Welcome and good luck to you all at Zillow’s Home Value prediction!

with a price pool of 1.2 Million Dollar

Here is a first exploratory analysis of the competition dataset. We are provided with a list of real estate properties in three counties (Los Angeles, Orange and Ventura, California) data in 2016.

Zillow provides a “Zestimate”, which is an estimated property value.

Our task in this competition is to predict the the difference between the actual price and the estimate of the price (Zestimate). So, in fact we are predicting, where Zillow’s Zestimate will be good, and where it will be bad.

So, far so good. However, we don’t have to predict a single value, but instead for 6 different time points (from October 2016 to December 2017) (see sample submission)

The dataset consists of information about 2.9 million properties and is grouped into 2 files:

Let’s look at the dataset:

Read in the data

library(data.table)
library(dplyr)
library(ggplot2)
library(stringr)
library(DT)
library(tidyr)
library(corrplot)
library(leaflet)
library(lubridate)

properties <- fread('/Users/eduardocarrascosa/Documents/properties_2016.csv')
transactions <- fread('/Users/eduardocarrascosa/Documents/train_2016v2.csv')
samplesubmission <- fread('/Users/eduardocarrascosa/Documents/sample_submission.csv')

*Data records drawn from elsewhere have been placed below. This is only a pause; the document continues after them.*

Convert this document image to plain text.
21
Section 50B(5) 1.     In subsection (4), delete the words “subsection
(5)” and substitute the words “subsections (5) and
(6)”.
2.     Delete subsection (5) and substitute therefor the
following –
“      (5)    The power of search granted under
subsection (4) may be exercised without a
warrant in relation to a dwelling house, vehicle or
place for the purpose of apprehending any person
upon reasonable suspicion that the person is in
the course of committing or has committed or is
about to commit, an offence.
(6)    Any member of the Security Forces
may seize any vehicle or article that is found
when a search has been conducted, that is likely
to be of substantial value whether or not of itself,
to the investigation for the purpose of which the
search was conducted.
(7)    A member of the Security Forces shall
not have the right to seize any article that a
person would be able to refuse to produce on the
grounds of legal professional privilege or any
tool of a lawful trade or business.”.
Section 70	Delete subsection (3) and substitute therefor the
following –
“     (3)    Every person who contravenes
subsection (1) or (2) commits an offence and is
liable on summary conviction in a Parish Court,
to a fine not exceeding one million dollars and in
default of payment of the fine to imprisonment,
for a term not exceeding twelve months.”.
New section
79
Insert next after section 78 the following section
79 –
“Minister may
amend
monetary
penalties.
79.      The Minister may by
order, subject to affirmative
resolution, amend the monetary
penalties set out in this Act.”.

Lets first have a look at these files:

Peek at the dataset

Properties

There is a total of 58 features per property. You can scroll the x-axis to see all features.

Transactions

Sample Submission

Renaming the features

The feature names are (lets face it) not really interpretable well. How should you now what “finishedsquarefeet15” is for example. So, I am going to rename them here. This will make working with the dataset a lot easier (more consistency, and shorter names):

properties <- properties %>% rename(
  id_parcel = parcelid,
  build_year = yearbuilt,
  area_basement = basementsqft,
  area_patio = yardbuildingsqft17,
  area_shed = yardbuildingsqft26, 
  area_pool = poolsizesum,  
  area_lot = lotsizesquarefeet, 
  area_garage = garagetotalsqft,
  area_firstfloor_finished = finishedfloor1squarefeet,
  area_total_calc = calculatedfinishedsquarefeet,
  area_base = finishedsquarefeet6,
  area_live_finished = finishedsquarefeet12,
  area_liveperi_finished = finishedsquarefeet13,
  area_total_finished = finishedsquarefeet15,  
  area_unknown = finishedsquarefeet50,
  num_unit = unitcnt, 
  num_story = numberofstories,  
  num_room = roomcnt,
  num_bathroom = bathroomcnt,
  num_bedroom = bedroomcnt,
  num_bathroom_calc = calculatedbathnbr,
  num_bath = fullbathcnt,  
  num_75_bath = threequarterbathnbr, 
  num_fireplace = fireplacecnt,
  num_pool = poolcnt,  
  num_garage = garagecarcnt,  
  region_county = regionidcounty,
  region_city = regionidcity,
  region_zip = regionidzip,
  region_neighbor = regionidneighborhood,  
  tax_total = taxvaluedollarcnt,
  tax_building = structuretaxvaluedollarcnt,
  tax_land = landtaxvaluedollarcnt,
  tax_property = taxamount,
  tax_year = assessmentyear,
  tax_delinquency = taxdelinquencyflag,
  tax_delinquency_year = taxdelinquencyyear,
  zoning_property = propertyzoningdesc,
  zoning_landuse = propertylandusetypeid,
  zoning_landuse_county = propertycountylandusecode,
  flag_fireplace = fireplaceflag, 
  flag_tub = hashottuborspa,
  quality = buildingqualitytypeid,
  framing = buildingclasstypeid,
  material = typeconstructiontypeid,
  deck = decktypeid,
  story = storytypeid,
  heating = heatingorsystemtypeid,
  aircon = airconditioningtypeid,
  architectural_style= architecturalstyletypeid
)
transactions <- transactions %>% rename(
  id_parcel = parcelid,
  date = transactiondate
)

properties <- properties %>% 
  mutate(tax_delinquency = ifelse(tax_delinquency=="Y",1,0),
         flag_fireplace = ifelse(flag_fireplace=="Y",1,0),
         flag_tub = ifelse(flag_tub=="Y",1,0))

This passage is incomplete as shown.